Collagenous colitis Significantly higher rate of contracting COVID-19 infection, having severe COVID-19 infection, and of being hospitalized for COVID-19 infection than patients with lymphocytic colitis or controls. May relate to genetic factors associated with predisposition to developing collagenous colitis such as an extended HLA haplotype or the rs13071258 A variant on genetic locus 3p21.31 associated with collagenous colitis. This genetic locus harbors 6 genes potentially affecting the immune defense against viral infections.
Lymphocytic colitis Has similar rate of contracting COVID-19 infection and developing severe infection as controls. Lymphocytic colitis should be considered in the differential of watery diarrhea after contracting acute COVID-19 infection. Unlike collagenous colitis, lymphocytic colitis is not associated with genetic abnormalities affecting host defenses against viruses.

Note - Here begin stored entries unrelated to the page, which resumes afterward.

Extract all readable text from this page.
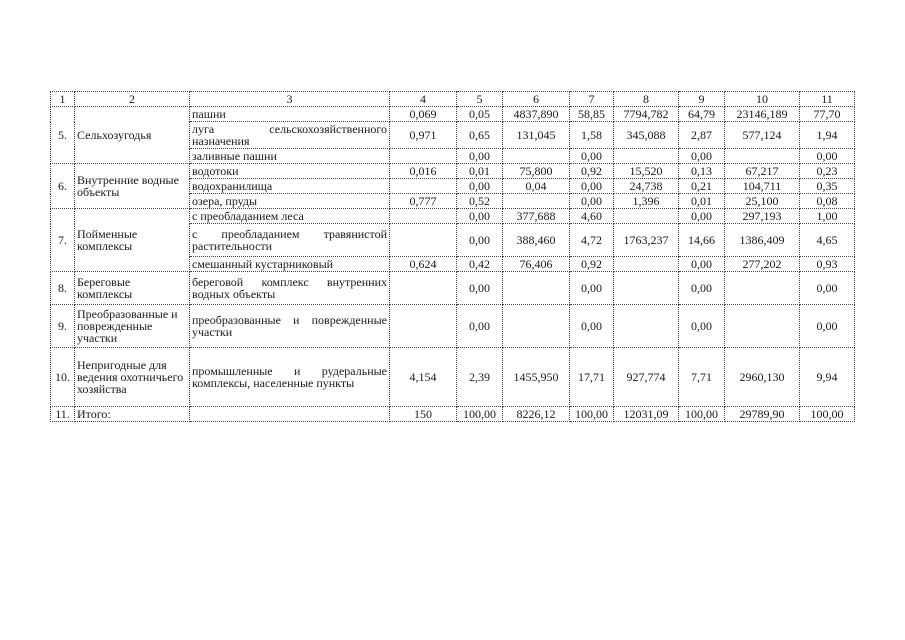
1	2	3	4	5	6	7	8	9	10	11
5.	Сельхозугодья	пашни	0,069	0,05	4837,890	58,85	7794,782	64,79	23146,189	77,70
		луга сельскохозяйственного назначения	0,971	0,65	131,045	1,58	345,088	2,87	577,124	1,94
		заливные пашни		0,00		0,00		0,00		0,00
6.	Внутренние водные объекты	водотоки	0,016	0,01	75,800	0,92	15,520	0,13	67,217	0,23
		водохранилища		0,00	0,04	0,00	24,738	0,21	104,711	0,35
		озера, пруды	0,777	0,52		0,00	1,396	0,01	25,100	0,08
7.	Пойменные комплексы	с преобладанием леса		0,00	377,688	4,60		0,00	297,193	1,00
		с преобладанием травянистой растительности		0,00	388,460	4,72	1763,237	14,66	1386,409	4,65
		смешанный кустарниковый	0,624	0,42	76,406	0,92		0,00	277,202	0,93
8.	Береговые комплексы	береговой комплекс внутренних водных объекты		0,00		0,00		0,00		0,00
9.	Преобразованные и поврежденные участки	преобразованные и поврежденные участки		0,00		0,00		0,00		0,00
10.	Непригодные для ведения охотничьего хозяйства	промышленные и рудеральные комплексы, населенные пункты	4,154	2,39	1455,950	17,71	927,774	7,71	2960,130	9,94
11.	Итого:		150	100,00	8226,12	100,00	12031,09	100,00	29789,90	100,00
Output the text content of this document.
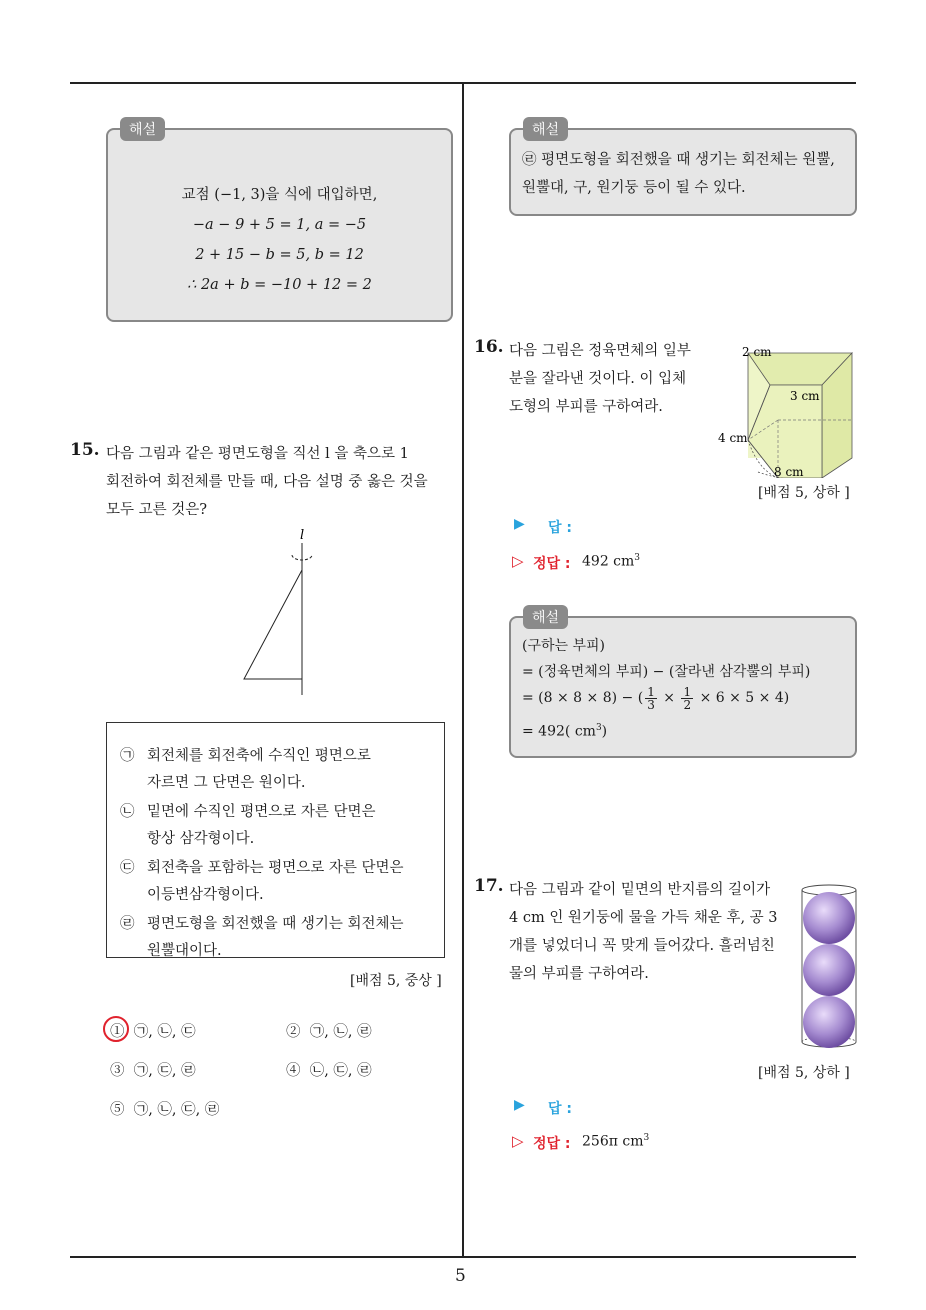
5
해설
교점 (−1, 3)을 식에 대입하면,
−a − 9 + 5 = 1, a = −5
2 + 15 − b = 5, b = 12
∴ 2a + b = −10 + 12 = 2
15. 다음 그림과 같은 평면도형을 직선 l 을 축으로 1
회전하여 회전체를 만들 때, 다음 설명 중 옳은 것을
모두 고른 것은?
l
㉠ 회전체를 회전축에 수직인 평면으로
자르면 그 단면은 원이다.
㉡ 밑면에 수직인 평면으로 자른 단면은
항상 삼각형이다.
㉢ 회전축을 포함하는 평면으로 자른 단면은
이등변삼각형이다.
㉣ 평면도형을 회전했을 때 생기는 회전체는
원뿔대이다.
[배점 5, 중상 ]
① ㉠, ㉡, ㉢	② ㉠, ㉡, ㉣
③ ㉠, ㉢, ㉣	④ ㉡, ㉢, ㉣
⑤ ㉠, ㉡, ㉢, ㉣
해설
㉣ 평면도형을 회전했을 때 생기는 회전체는 원뿔,
원뿔대, 구, 원기둥 등이 될 수 있다.
16. 다음 그림은 정육면체의 일부
분을 잘라낸 것이다. 이 입체
도형의 부피를 구하여라.
2 cm
3 cm
4 cm
8 cm
[배점 5, 상하 ]
▶ 답 :
▷ 정답 : 492 $cm^3$
해설
(구하는 부피)
= (정육면체의 부피) − (잘라낸 삼각뿔의 부피)
= (8 × 8 × 8) − ( $\frac{1}{3} \times \frac{1}{2} \times 6 \times 5 \times 4$)
= 492( $cm^3$)
17. 다음 그림과 같이 밑면의 반지름의 길이가
4 cm 인 원기둥에 물을 가득 채운 후, 공 3
개를 넣었더니 꼭 맞게 들어갔다. 흘러넘친
물의 부피를 구하여라.
[배점 5, 상하 ]
▶ 답 :
▷ 정답 : 256π $cm^3$
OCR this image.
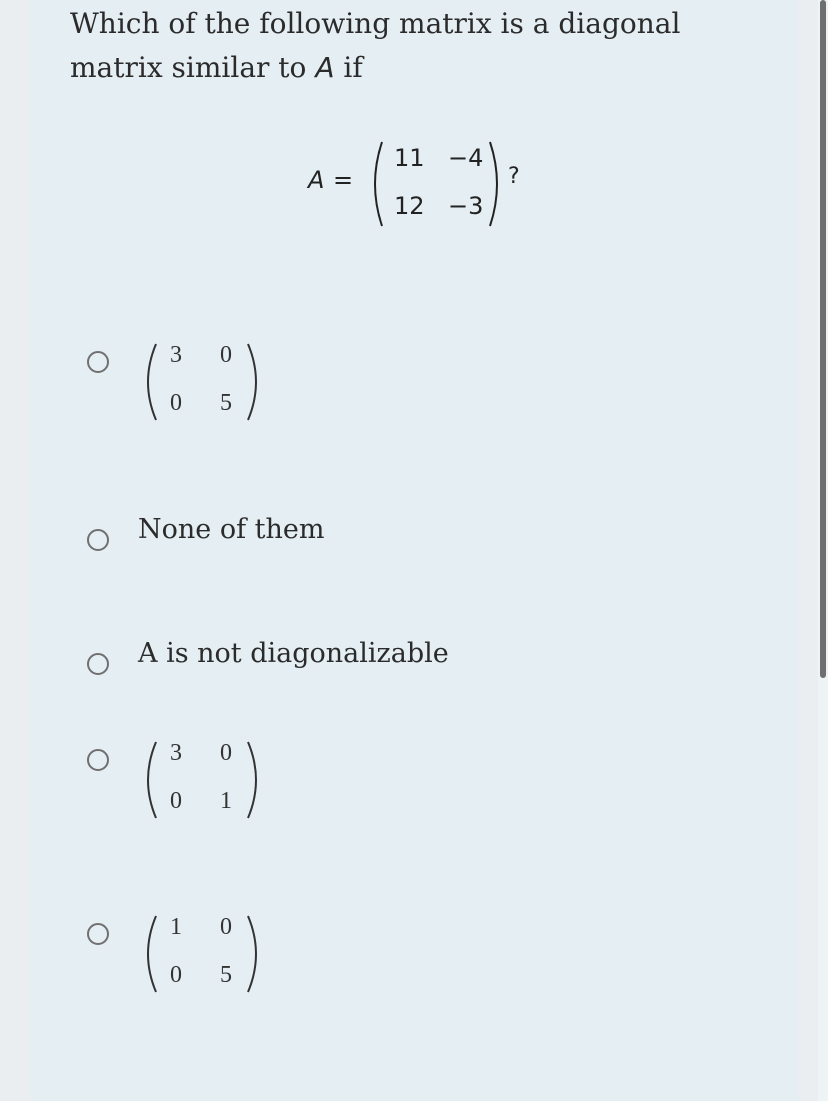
Which of the following matrix is a diagonal matrix similar to A if
A =
11 −4
12 −3
?
3 0
0 5
None of them
A is not diagonalizable
3 0
0 1
1 0
0 5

Tocilizumab-associated colonic perforation Case report of developing terminal ileal and cecal ulcers that caused colonic perforation after initiating tocilizumab therapy for suspected cytokine release syndrome in a patient with COVID-19 infection. Tocilizumab has previously been associated with lower GI perforation and colonic diverticular perforation after its use to treat rheumatoid arthritis.
Acute appendicitis and acute diverticulitis COVID-19 infection does not affect the frequency of hospitalization, colonic perforation, or surgery from these 2 diseases. COVID-19 infection does not seem to affect the natural history of these 2 diseases.

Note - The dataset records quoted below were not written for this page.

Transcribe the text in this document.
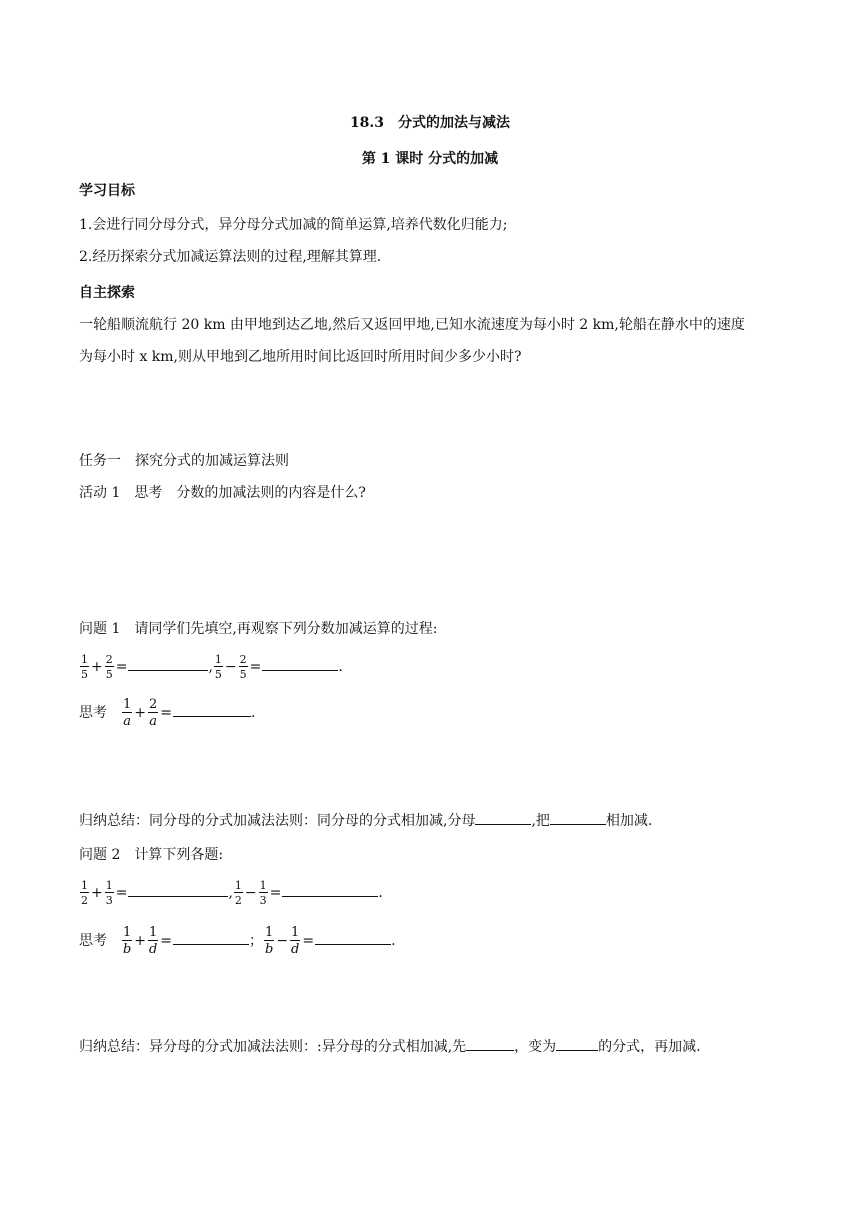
18.3　分式的加法与减法
第 1 课时 分式的加减
学习目标
1.会进行同分母分式，异分母分式加减的简单运算,培养代数化归能力;
2.经历探索分式加减运算法则的过程,理解其算理.
自主探索
一轮船顺流航行 20 km 由甲地到达乙地,然后又返回甲地,已知水流速度为每小时 2 km,轮船在静水中的速度
为每小时 x km,则从甲地到乙地所用时间比返回时所用时间少多少小时?
任务一　探究分式的加减运算法则
活动 1　思考　分数的加减法则的内容是什么?
问题 1　请同学们先填空,再观察下列分数加减运算的过程:
$\frac{1}{5} + \frac{2}{5}$ =	, $\frac{1}{5} - \frac{2}{5}$ =	.
思考 $\frac{1}{a} + \frac{2}{a}$ =	.
归纳总结：同分母的分式加减法法则：同分母的分式相加减,分母	,把	相加减.
问题 2　计算下列各题:
$\frac{1}{2} + \frac{1}{3}$ =	, $\frac{1}{2} - \frac{1}{3}$ =	.
思考 $\frac{1}{b} + \frac{1}{d}$ =	； $\frac{1}{b} - \frac{1}{d}$ =	.
归纳总结：异分母的分式加减法法则：:异分母的分式相加减,先	，变为	的分式，再加减.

Irritable bowel syndrome During pandemic patients with irritable bowel syndrome experienced more severe GI symptoms, more severe extraintestinal symptoms, and more sleep difficulties than before the COVID-19 pandemic. Patients likely experience more severe symptoms of irritable bowel syndrome due to anxiety related to the pandemic.
Inflammatory bowel disease COVID-19–infected patients have a worse outcome from inflammatory bowel disease when treated with corticosteroids but not when treated with tumor necrosis factor antagonists. Corticosteroids may decrease immunologic defenses against COVID-19 infection. Another chapter in this monograph is devoted to COVID-19 infection in patients with inflammatory bowel disease.